Member of the Pennsylvania Provincial Assembly from Chester County
- In office 1689

Personal details
- Born: c. 1650 England
- Died: 12 December 1697 Darby, Province of Pennsylvania
- Spouse: Elizabeth;
- Children: John; Isaac; William; Mary; Elizabeth;
- Relatives: John Bartram (grandson); William Bartram (grandson);

= John Bartram (politician) =

Quaker politician (c. 1650–1697)

John Bartram (c.1650 – 12 December 1697) was an English Quaker politician who was a member of the Pennsylvania Provincial Assembly from Chester County in 1689. He was born in England and emigrated to the Province of Pennsylvania, where he settled and owned many acres of land in what is now Delaware County, Pennsylvania. He was the grandfather of the botanist John Bartram.

==Biography==
John Bartram, son of Richard Bartram, was married in Derbyshire, England, and lived in Ashbourne, Derbyshire, where he and his wife had one daughter and three sons. The family removed to the Province of Pennsylvania in 1682 or 1683 with his wife and four children. On 8 July 1684 his daughter Elizabeth was born. Bartram settled on the western side of Darby Creek, just above the village of Darby.

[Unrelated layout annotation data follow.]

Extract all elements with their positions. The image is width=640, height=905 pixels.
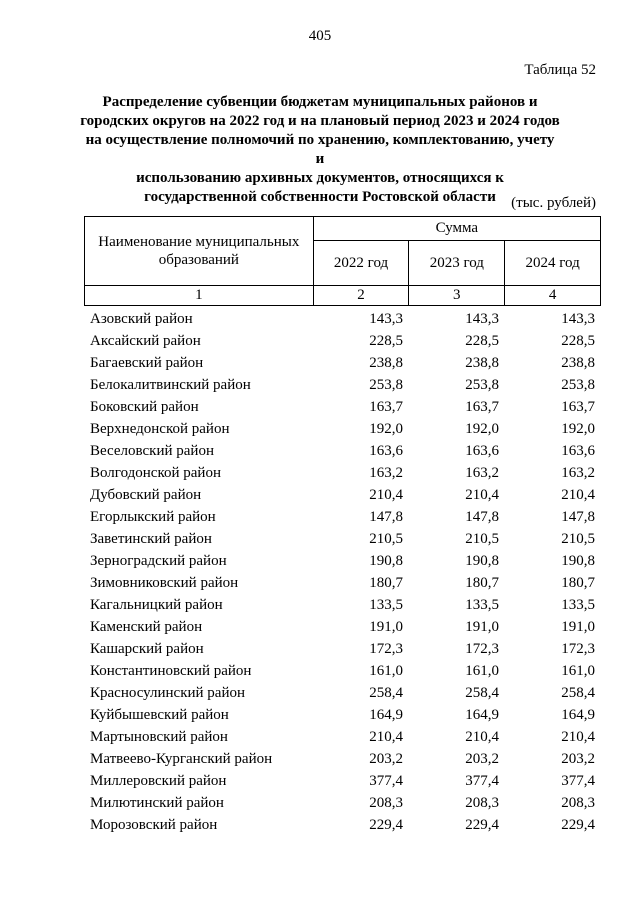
value-2023-cell: 161,0 [465, 662, 499, 679]
value-2023-cell: 180,7 [465, 574, 499, 591]
value-2022-cell: 192,0 [369, 420, 403, 437]
value-2022-cell: 180,7 [369, 574, 403, 591]
col-number-4: 4 [505, 286, 601, 306]
district-name-cell: Матвеево-Курганский район [90, 750, 273, 767]
value-2024-cell: 180,7 [561, 574, 595, 591]
value-2022-cell: 163,6 [369, 442, 403, 459]
district-name-cell: Заветинский район [90, 530, 212, 547]
table-label: Таблица 52 [524, 62, 596, 78]
title-line: государственной собственности Ростовской области [144, 189, 496, 205]
table-row [84, 594, 601, 616]
value-2022-cell: 163,7 [369, 398, 403, 415]
value-2022-cell: 253,8 [369, 376, 403, 393]
value-2022-cell: 229,4 [369, 816, 403, 833]
value-2022-cell: 210,5 [369, 530, 403, 547]
district-name-cell: Константиновский район [90, 662, 252, 679]
value-2024-cell: 164,9 [561, 706, 595, 723]
value-2024-cell: 163,7 [561, 398, 595, 415]
table-row [84, 506, 601, 528]
value-2023-cell: 163,2 [465, 464, 499, 481]
value-2024-cell: 147,8 [561, 508, 595, 525]
value-2022-cell: 208,3 [369, 794, 403, 811]
value-2023-cell: 190,8 [465, 552, 499, 569]
value-2023-cell: 253,8 [465, 376, 499, 393]
value-2022-cell: 161,0 [369, 662, 403, 679]
value-2024-cell: 229,4 [561, 816, 595, 833]
table-row [84, 814, 601, 836]
value-2023-cell: 238,8 [465, 354, 499, 371]
table-row [84, 396, 601, 418]
table-row [84, 682, 601, 704]
value-2024-cell: 228,5 [561, 332, 595, 349]
district-name-cell: Веселовский район [90, 442, 214, 459]
district-name-cell: Милютинский район [90, 794, 224, 811]
district-name-cell: Азовский район [90, 310, 193, 327]
value-2023-cell: 210,4 [465, 486, 499, 503]
table-row [84, 418, 601, 440]
value-2022-cell: 143,3 [369, 310, 403, 327]
value-2024-cell: 133,5 [561, 596, 595, 613]
district-name-cell: Боковский район [90, 398, 199, 415]
table-row [84, 572, 601, 594]
district-name-cell: Белокалитвинский район [90, 376, 251, 393]
table-row [84, 638, 601, 660]
value-2023-cell: 377,4 [465, 772, 499, 789]
table-row [84, 374, 601, 396]
value-2022-cell: 210,4 [369, 486, 403, 503]
table-row [84, 770, 601, 792]
district-name-cell: Миллеровский район [90, 772, 227, 789]
district-name-cell: Верхнедонской район [90, 420, 230, 437]
value-2023-cell: 258,4 [465, 684, 499, 701]
table-row [84, 550, 601, 572]
value-2024-cell: 210,4 [561, 486, 595, 503]
value-2022-cell: 147,8 [369, 508, 403, 525]
value-2023-cell: 210,5 [465, 530, 499, 547]
value-2023-cell: 191,0 [465, 618, 499, 635]
page-number: 405 [308, 28, 332, 44]
header-year-2023: 2023 год [409, 241, 505, 286]
col-number-3: 3 [409, 286, 505, 306]
value-2023-cell: 143,3 [465, 310, 499, 327]
value-2024-cell: 203,2 [561, 750, 595, 767]
value-2023-cell: 203,2 [465, 750, 499, 767]
district-name-cell: Мартыновский район [90, 728, 228, 745]
value-2022-cell: 164,9 [369, 706, 403, 723]
value-2024-cell: 192,0 [561, 420, 595, 437]
header-name-column: Наименование муниципальных образований [85, 217, 314, 286]
district-name-cell: Аксайский район [90, 332, 201, 349]
value-2023-cell: 163,6 [465, 442, 499, 459]
district-name-cell: Кагальницкий район [90, 596, 223, 613]
table-title [80, 93, 560, 207]
table-row [84, 792, 601, 814]
value-2022-cell: 191,0 [369, 618, 403, 635]
value-2024-cell: 210,5 [561, 530, 595, 547]
col-number-2: 2 [313, 286, 409, 306]
value-2022-cell: 258,4 [369, 684, 403, 701]
value-2024-cell: 163,2 [561, 464, 595, 481]
title-line: городских округов на 2022 год и на плановый период 2023 и 2024 годов [80, 113, 560, 129]
district-name-cell: Каменский район [90, 618, 203, 635]
title-line: использованию архивных документов, относящихся к [136, 170, 504, 186]
value-2024-cell: 161,0 [561, 662, 595, 679]
header-year-2024: 2024 год [505, 241, 601, 286]
table-header [84, 216, 601, 306]
value-2022-cell: 133,5 [369, 596, 403, 613]
value-2023-cell: 228,5 [465, 332, 499, 349]
table-row [84, 440, 601, 462]
value-2023-cell: 163,7 [465, 398, 499, 415]
title-line: на осуществление полномочий по хранению, комплектованию, учету и [85, 132, 555, 167]
table-row [84, 748, 601, 770]
value-2022-cell: 210,4 [369, 728, 403, 745]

The three hundred acres of land were surveyed to him on 30 August 1685.

On 19 August 1688, it was agreed that the Darby "Meeting House be lined within" and on 27 October 1688, "Thomas Hood and John Bartram ordered to gather the money for ye Glase and Speake for it".
Bartram was a member of the Pennsylvania Provincial Assembly from Chester County in 1689. He died on 12 December 1697.